When designing and implementing actual neural network systems in hardware, the challenge is to implement them while maintaining the accuracy of the various weights. Quantization, which is used to compensate for this drawback, has the advantage of reducing the complexity and implementation difficulty when implemented in hardware (using a memristor device). When designing a neuromorphic model, the neural network model must be finite, and, in the process, all the parameters must be represented by elements, which increases the processing difficulty of the elements, increases the complexity, and increases the cost of implementation. An algorithm used to address this is quantization, which is commonly used in the field of reducing model complexity and increasing performance.
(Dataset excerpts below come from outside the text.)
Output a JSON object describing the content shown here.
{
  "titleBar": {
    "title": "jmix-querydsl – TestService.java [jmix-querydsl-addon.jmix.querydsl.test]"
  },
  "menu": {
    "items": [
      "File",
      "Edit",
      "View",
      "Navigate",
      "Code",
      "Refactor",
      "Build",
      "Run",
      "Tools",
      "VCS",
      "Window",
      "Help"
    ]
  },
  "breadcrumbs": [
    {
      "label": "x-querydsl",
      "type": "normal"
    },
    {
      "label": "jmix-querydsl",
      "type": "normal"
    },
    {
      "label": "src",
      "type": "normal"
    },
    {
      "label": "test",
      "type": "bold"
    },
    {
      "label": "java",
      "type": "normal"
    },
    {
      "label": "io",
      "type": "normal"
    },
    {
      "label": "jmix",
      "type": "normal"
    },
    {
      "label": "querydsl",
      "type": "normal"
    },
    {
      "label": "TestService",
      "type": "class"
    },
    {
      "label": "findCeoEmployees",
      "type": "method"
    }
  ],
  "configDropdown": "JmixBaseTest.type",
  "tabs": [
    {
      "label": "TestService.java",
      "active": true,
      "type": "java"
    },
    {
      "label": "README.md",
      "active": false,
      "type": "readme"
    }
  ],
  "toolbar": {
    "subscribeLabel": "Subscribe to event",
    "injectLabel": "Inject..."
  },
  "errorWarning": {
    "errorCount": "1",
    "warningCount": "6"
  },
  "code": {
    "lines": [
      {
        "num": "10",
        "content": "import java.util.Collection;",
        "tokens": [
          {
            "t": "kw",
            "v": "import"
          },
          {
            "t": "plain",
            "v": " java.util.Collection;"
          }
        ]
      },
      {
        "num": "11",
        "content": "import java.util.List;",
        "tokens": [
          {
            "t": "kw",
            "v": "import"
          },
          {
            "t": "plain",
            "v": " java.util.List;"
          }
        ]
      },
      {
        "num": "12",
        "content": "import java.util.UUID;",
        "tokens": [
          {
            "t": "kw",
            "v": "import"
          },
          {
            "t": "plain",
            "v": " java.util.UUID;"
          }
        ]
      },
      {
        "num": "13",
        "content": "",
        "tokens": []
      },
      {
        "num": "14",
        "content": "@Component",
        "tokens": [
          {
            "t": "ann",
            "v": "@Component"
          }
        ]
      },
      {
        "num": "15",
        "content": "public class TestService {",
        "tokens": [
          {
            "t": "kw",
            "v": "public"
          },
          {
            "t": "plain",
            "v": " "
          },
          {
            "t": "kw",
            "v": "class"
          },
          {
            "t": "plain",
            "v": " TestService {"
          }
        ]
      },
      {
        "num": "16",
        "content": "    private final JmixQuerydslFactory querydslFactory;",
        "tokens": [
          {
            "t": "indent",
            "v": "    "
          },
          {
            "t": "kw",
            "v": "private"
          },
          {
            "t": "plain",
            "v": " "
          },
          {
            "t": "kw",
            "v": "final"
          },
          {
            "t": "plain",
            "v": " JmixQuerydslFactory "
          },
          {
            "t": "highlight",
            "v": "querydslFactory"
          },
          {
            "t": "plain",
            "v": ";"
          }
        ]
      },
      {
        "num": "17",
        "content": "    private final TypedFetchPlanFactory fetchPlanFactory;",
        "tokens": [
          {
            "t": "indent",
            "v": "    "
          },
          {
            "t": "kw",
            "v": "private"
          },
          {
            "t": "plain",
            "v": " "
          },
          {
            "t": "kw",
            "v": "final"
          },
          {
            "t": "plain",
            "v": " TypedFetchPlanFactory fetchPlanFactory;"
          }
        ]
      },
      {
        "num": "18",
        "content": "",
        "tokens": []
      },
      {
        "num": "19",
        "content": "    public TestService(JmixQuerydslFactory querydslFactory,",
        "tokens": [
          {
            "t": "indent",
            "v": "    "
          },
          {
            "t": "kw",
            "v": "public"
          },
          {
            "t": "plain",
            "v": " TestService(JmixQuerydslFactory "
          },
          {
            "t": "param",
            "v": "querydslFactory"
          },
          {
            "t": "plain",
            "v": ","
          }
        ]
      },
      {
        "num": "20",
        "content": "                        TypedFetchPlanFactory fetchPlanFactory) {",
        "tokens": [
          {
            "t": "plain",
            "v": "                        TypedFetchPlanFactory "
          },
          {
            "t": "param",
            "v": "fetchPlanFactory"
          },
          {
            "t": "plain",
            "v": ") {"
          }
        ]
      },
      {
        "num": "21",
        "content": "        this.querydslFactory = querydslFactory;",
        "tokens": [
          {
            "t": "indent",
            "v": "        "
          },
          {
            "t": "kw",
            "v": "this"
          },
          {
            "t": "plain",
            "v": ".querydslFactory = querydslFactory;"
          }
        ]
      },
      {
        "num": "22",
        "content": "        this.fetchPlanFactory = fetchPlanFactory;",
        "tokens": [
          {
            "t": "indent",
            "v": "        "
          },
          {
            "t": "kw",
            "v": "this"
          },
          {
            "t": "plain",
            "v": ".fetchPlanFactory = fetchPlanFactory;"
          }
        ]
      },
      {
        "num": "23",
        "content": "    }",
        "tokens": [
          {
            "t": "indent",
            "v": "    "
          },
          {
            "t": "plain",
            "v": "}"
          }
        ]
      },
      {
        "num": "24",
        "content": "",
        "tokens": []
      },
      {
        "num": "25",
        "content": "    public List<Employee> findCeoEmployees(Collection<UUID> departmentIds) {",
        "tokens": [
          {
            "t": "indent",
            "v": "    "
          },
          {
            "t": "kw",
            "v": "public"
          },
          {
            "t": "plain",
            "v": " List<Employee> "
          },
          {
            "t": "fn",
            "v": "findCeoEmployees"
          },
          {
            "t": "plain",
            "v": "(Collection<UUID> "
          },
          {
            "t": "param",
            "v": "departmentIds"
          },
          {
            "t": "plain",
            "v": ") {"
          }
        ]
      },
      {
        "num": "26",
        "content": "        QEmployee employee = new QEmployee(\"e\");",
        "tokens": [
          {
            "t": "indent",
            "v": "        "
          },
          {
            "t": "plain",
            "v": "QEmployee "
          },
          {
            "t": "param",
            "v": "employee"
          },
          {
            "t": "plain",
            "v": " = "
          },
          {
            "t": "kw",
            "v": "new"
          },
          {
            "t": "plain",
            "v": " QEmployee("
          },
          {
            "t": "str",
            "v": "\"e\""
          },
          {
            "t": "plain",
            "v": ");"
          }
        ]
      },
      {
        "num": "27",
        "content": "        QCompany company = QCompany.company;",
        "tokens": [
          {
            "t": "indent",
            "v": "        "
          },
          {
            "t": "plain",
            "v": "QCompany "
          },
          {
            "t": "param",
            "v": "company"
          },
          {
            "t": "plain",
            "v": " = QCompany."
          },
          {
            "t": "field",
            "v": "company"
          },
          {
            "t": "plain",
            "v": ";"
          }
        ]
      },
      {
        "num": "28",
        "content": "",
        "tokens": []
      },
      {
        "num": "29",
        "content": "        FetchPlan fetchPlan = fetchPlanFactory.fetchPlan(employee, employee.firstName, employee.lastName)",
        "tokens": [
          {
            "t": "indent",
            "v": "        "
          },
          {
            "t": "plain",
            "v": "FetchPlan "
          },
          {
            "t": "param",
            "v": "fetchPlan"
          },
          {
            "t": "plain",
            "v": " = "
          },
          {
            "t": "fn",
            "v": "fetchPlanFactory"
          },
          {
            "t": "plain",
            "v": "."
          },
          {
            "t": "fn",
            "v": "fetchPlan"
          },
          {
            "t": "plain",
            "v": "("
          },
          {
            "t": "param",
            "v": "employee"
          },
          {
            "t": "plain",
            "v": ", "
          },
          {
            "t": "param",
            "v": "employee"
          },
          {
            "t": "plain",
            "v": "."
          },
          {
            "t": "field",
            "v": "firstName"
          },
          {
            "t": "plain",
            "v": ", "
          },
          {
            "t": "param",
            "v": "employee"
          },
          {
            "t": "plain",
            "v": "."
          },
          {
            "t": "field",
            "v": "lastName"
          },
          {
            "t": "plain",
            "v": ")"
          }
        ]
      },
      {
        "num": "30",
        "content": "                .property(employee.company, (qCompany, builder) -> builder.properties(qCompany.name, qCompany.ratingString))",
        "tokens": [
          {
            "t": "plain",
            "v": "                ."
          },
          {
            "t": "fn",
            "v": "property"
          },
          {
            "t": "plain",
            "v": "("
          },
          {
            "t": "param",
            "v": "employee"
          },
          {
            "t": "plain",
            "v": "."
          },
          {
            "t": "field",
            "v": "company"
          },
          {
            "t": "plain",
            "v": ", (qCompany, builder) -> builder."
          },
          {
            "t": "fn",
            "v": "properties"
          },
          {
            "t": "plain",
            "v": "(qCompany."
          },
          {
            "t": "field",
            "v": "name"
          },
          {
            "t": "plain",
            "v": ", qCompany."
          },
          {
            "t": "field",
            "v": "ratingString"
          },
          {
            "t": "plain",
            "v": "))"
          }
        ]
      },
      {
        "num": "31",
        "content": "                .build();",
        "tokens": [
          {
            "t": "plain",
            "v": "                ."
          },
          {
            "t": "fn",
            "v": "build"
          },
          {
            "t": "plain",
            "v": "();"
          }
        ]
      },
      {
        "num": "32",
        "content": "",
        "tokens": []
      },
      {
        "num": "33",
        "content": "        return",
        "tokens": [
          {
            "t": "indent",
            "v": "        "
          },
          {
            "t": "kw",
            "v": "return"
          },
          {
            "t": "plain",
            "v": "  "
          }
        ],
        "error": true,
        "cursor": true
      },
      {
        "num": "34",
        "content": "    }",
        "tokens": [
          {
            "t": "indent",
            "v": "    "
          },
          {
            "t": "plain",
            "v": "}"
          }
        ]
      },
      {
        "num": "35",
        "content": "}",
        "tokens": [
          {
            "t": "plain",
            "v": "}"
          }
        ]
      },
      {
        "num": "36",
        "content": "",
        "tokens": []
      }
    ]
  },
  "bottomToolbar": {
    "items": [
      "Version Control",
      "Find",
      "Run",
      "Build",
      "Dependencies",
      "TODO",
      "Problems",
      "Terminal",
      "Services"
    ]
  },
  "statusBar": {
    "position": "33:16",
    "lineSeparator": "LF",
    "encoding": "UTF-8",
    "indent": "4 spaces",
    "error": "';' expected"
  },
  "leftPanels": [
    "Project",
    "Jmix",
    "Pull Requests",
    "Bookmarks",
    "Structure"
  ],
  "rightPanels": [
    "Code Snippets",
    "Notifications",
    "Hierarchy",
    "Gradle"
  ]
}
The existing quantization technique offers the advantage of converting the single-precision floating point (FP32) to a half-precision floating point (FP16) or normalizing the layer [14]. This technique reduces the number precision by decreasing the calculation bits while maintaining the range, aiming to cut the memory use and computational complexity. Split into FP32 and FP16, FP32 employs 32 bits, while FP16 uses 16 bits. FP16 offers reduced memory and increased throughput in software but minimal advantages in hardware, where FP32 and FP16 provide no practical benefits. To address this, our proposed quantization technique emphasizes actual hardware device implementation, simplifying the model’s weight into a straightforward list of values. Notably, our study focuses on minimizing the unique weights by setting a low level and conducting quantization. Therefore, in order to reduce the level, the correlation was investigated using the concept of weight range mentioned above. Figure 4a presents the outcomes of an experiment aimed at determining the optimal levels for various weight ranges. The initial weights were seeded from one to sixty, and 100 iterations were conducted to generate 6000 distinct models for 5 × 5 and 7 × 7 inputs, respectively. The correlation between the weights employed in each model and the resulting number of levels in the final weights was examined. The number of levels in the final weights was defined as the point at which the recognition rate reached 100%, denoted as q when α is 100% in Figure 2a. Notably, the minimum level achievable for the quantized levels (q) appears to be directly proportional to the weight range. For both the 5 × 5 and 7 × 7 input systems, models with α satisfying 100% are found at q = 4, and it has been observed that weight ranges have significantly lower values of q around 21. An interesting aspect is the phenomenon of having the same weight range but different values of q level. This suggests that there are other factors that determine the level of q along with the weight range. For models with a weight range greater than 60, the value of q is determined between 10 and 40. The points A (8, 32) and B (25, 62), shown in Figure 4a, were plotted in Figure 4b for a representative model with weight ranges of 32 and 62. As already mentioned in Figure 3, the weights of the 6000 models used in this experiment are mostly clustered around zero, and this trend becomes more pronounced as the weight range increases.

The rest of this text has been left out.